Bui Thuy, Grygiel Richard, Konstantatos Alex, Christelis Nick, Liew Susan, Hopkins Ria, Dooley Michael
Pharmacy Department, Alfred Health, Melbourne, Australia; Faculty of Pharmacy and Pharmaceutical Sciences, Monash University, Melbourne, Australia.
Pharmacy Department, Alfred Health, Melbourne, Australia.
J Opioid Manag. 2020 May/Jun;16(3):167-176. doi: 10.5055/jom.2020.0565.
Many patients are discharged from hospital after surgery with excessive doses of opioid, and prescription opioid addiction has become a serious public health problem. Inpatient opioid de-escalation performed by clinical phar-macists may assist in reducing opioids before discharge. We aimed to evaluate whether clinical pharmacist-led opioid de-escalation for inpatients after orthopedic surgery led to significant reductions in opioid use at discharge, without resulting in greater pain intensity and side effects.
This retrospective pre-/post-intervention study evaluated patients before and after implementation of a phar-macist-led opioid de-escalation service.

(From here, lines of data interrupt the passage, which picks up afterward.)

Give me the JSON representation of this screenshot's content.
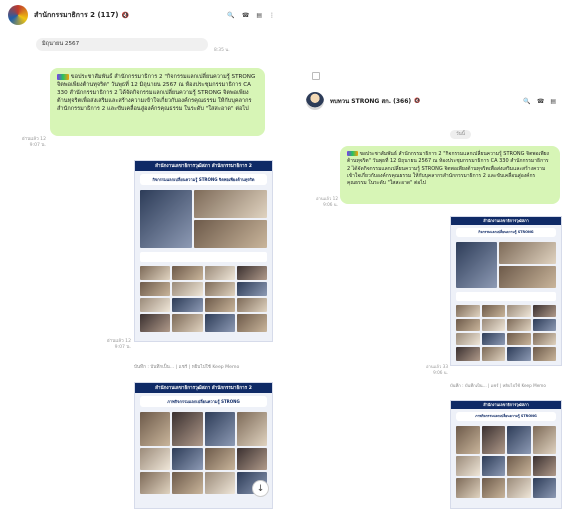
{
  "left": {
    "header": {
      "title": "สำนักกรรมาธิการ 2 (117)",
      "mute_icon": "🔇"
    },
    "prev_bubble": {
      "text": "มิถุนายน 2567",
      "time": "8:35 น."
    },
    "text_message": {
      "body": "ขอประชาสัมพันธ์ สำนักกรรมาธิการ 2 \"กิจกรรมแลกเปลี่ยนความรู้ STRONG จิตพอเพียงต้านทุจริต\" วันพุธที่ 12 มิถุนายน 2567 ณ ห้องประชุมกรรมาธิการ CA 330 สำนักกรรมาธิการ 2 ได้จัดกิจกรรมแลกเปลี่ยนความรู้ STRONG จิตพอเพียงต้านทุจริตเพื่อส่งเสริมและสร้างความเข้าใจเกี่ยวกับองค์กรคุณธรรม ให้กับบุคลากรสำนักกรรมาธิการ 2 และขับเคลื่อนสู่องค์กรคุณธรรม ในระดับ \"ใสสะอาด\" ต่อไป",
      "read": "อ่านแล้ว 12",
      "time": "9:07 น."
    },
    "image1": {
      "band": "สำนักงานเลขาธิการวุฒิสภา สำนักกรรมาธิการ 2",
      "sub": "กิจกรรมแลกเปลี่ยนความรู้ STRONG จิตพอเพียงต้านทุจริต",
      "read": "อ่านแล้ว 12",
      "time": "9:07 น."
    },
    "memo": "บันทึก : บันทึกเป็น... | แชร์ | หยิบไปใช้ Keep Memo",
    "image2": {
      "band": "สำนักงานเลขาธิการวุฒิสภา สำนักกรรมาธิการ 2",
      "sub": "ภาพกิจกรรมแลกเปลี่ยนความรู้ STRONG"
    },
    "fab_icon": "↓"
  },
  "right": {
    "header": {
      "title": "ทบทวน STRONG สก. (366)",
      "mute_icon": "🔇"
    },
    "day_label": "วันนี้",
    "text_message": {
      "body": "ขอประชาสัมพันธ์ สำนักกรรมาธิการ 2 \"กิจกรรมแลกเปลี่ยนความรู้ STRONG จิตพอเพียงต้านทุจริต\" วันพุธที่ 12 มิถุนายน 2567 ณ ห้องประชุมกรรมาธิการ CA 330 สำนักกรรมาธิการ 2 ได้จัดกิจกรรมแลกเปลี่ยนความรู้ STRONG จิตพอเพียงต้านทุจริตเพื่อส่งเสริมและสร้างความเข้าใจเกี่ยวกับองค์กรคุณธรรม ให้กับบุคลากรสำนักกรรมาธิการ 2 และขับเคลื่อนสู่องค์กรคุณธรรม ในระดับ \"ใสสะอาด\" ต่อไป",
      "read": "อ่านแล้ว 12",
      "time": "9:06 น."
    },
    "image1": {
      "band": "สำนักงานเลขาธิการวุฒิสภา",
      "sub": "กิจกรรมแลกเปลี่ยนความรู้ STRONG",
      "read": "อ่านแล้ว 33",
      "time": "9:06 น."
    },
    "memo": "บันทึก : บันทึกเป็น... | แชร์ | หยิบไปใช้ Keep Memo",
    "image2": {
      "band": "สำนักงานเลขาธิการวุฒิสภา",
      "sub": "ภาพกิจกรรมแลกเปลี่ยนความรู้ STRONG"
    }
  },
  "icons": {
    "search": "🔍",
    "phone": "☎",
    "notes": "▤",
    "more": "⋮"
  },
  "colors": {
    "bubble_green": "#d7f5b6",
    "poster_navy": "#0f2a66"
  }
}
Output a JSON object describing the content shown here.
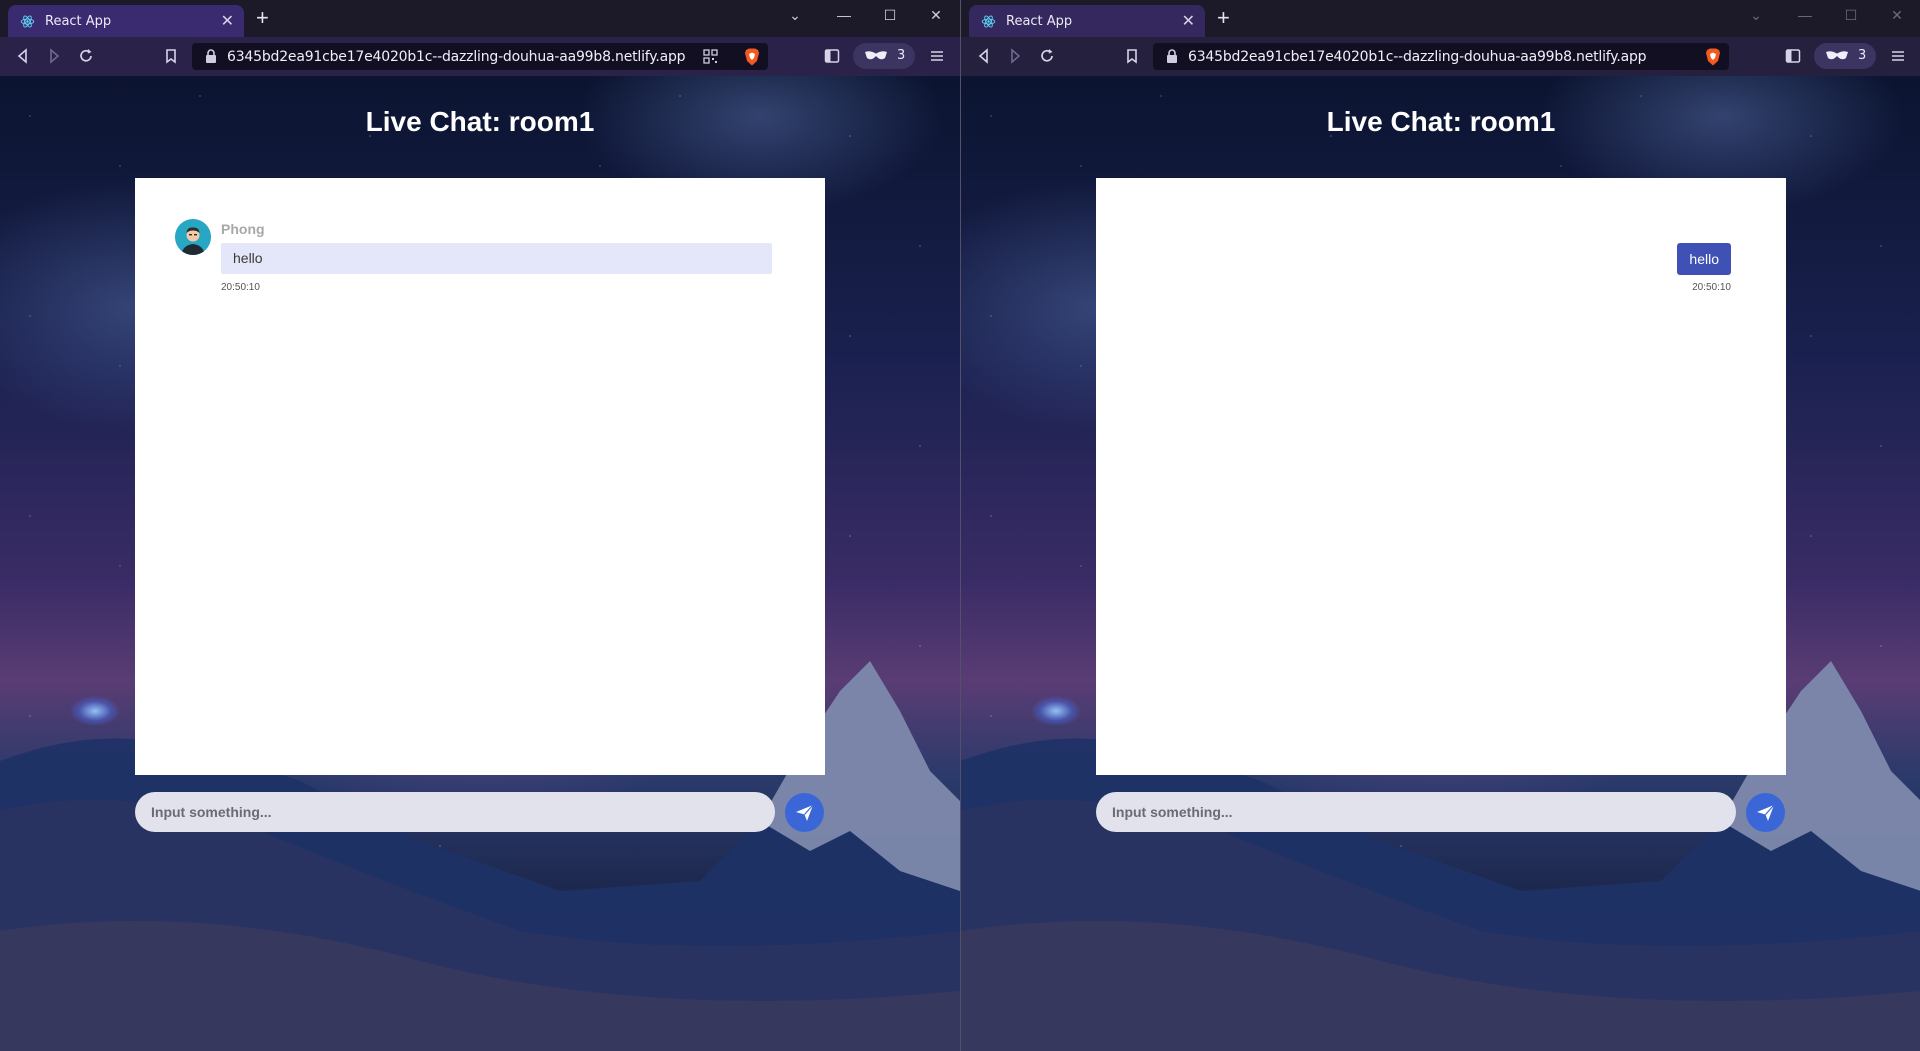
{
  "windows": [
    {
      "tab": {
        "title": "React App"
      },
      "url": "6345bd2ea91cbe17e4020b1c--dazzling-douhua-aa99b8.netlify.app",
      "rewards_count": "3",
      "chat": {
        "title": "Live Chat: room1",
        "messages": [
          {
            "side": "left",
            "sender": "Phong",
            "text": "hello",
            "time": "20:50:10"
          }
        ],
        "input_placeholder": "Input something..."
      }
    },
    {
      "tab": {
        "title": "React App"
      },
      "url": "6345bd2ea91cbe17e4020b1c--dazzling-douhua-aa99b8.netlify.app",
      "rewards_count": "3",
      "chat": {
        "title": "Live Chat: room1",
        "messages": [
          {
            "side": "right",
            "text": "hello",
            "time": "20:50:10"
          }
        ],
        "input_placeholder": "Input something..."
      }
    }
  ],
  "colors": {
    "accent": "#3f51b5",
    "send_button": "#3a66d8",
    "bubble_incoming": "#e4e7fa",
    "tab_active": "#3a2a70"
  },
  "icons": [
    "react-icon",
    "close-icon",
    "plus-icon",
    "chevron-down-icon",
    "minimize-icon",
    "maximize-icon",
    "back-icon",
    "forward-icon",
    "reload-icon",
    "bookmark-icon",
    "lock-icon",
    "qr-code-icon",
    "brave-shield-icon",
    "sidebar-icon",
    "rewards-icon",
    "menu-icon",
    "send-icon"
  ]
}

A major tertiary institution.
Ninety eight participants underwent de-escalation, and 98 controls received standard care following ortho-pedic surgery.
Pharmacist-led opioid de-escalation was initiated after discharge from the institution's Acute Pain Service.
Primary outcome was total morphine oral equivalence (MOE) required in the 24-hours before discharge between the two groups. Secondary outcomes included pain intensity scores and opioid-related side effects.
The post-intervention group used significantly less opioids in the 24 hours preceding discharge compared with the precohort (total MOE 30 vs 45 mg; p = 0.025).There were no differences in pain intensity at rest (p = 0.19) or with movement (p = 0.19). Cases experienced significantly less constipation (29 vs 49 percent; p = 0.004); no differences were observed for other side effects.
We observed statistically similar pain intensity ratings, in the setting of significantly lowered opioid doses among the post-intervention group prior to discharge.
Pharmacist-led inpatient opioid de-escalation is effective, does not increase pain intensity, and reduces constipation. Hospitals should explore the viability of extending pharmacist-led opioid de-escalation to other surgical patients and following hospital discharge, aiming for opioid cessation.
许多患者术后出院时携带过量阿片类药物,处方阿片类药物成瘾已成为严重的公共卫生问题。临床药师进行的住院患者阿片类药物减量可能有助于在出院前减少阿片类药物的使用。我们旨在评估临床药师主导的骨科手术后住院患者阿片类药物减量是否能显著减少出院时的阿片类药物使用量,同时又不会导致疼痛强度增加和副作用增多。
这项回顾性干预前后研究评估了实施药师主导的阿片类药物减量服务前后的患者情况。
一家大型三级医疗机构。
98名参与者接受了减量治疗,98名对照者在骨科手术后接受了标准护理。
从该机构的急性疼痛服务部门出院后开始由药师主导的阿片类药物减量。
主要结局是两组患者出院前24小时所需的总吗啡口服当量(MOE)。次要结局包括疼痛强度评分和阿片类药物相关副作用。
与干预前队列相比,干预后组在出院前24小时使用的阿片类药物明显更少(总MOE为30 mg对45 mg;p = 0.025)。静息时(p = 0.19)或活动时(p = 0.19)的疼痛强度没有差异。病例便秘发生率显著降低(29%对49%;p = 0.004);其他副作用未观察到差异。
我们观察到,在干预后组出院前阿片类药物剂量显著降低的情况下,疼痛强度评分在统计学上相似。
药师主导的住院患者阿片类药物减量是有效的,不会增加疼痛强度,并能减少便秘。医院应探索将药师主导的阿片类药物减量扩展到其他手术患者并在出院后持续进行以实现阿片类药物停用的可行性。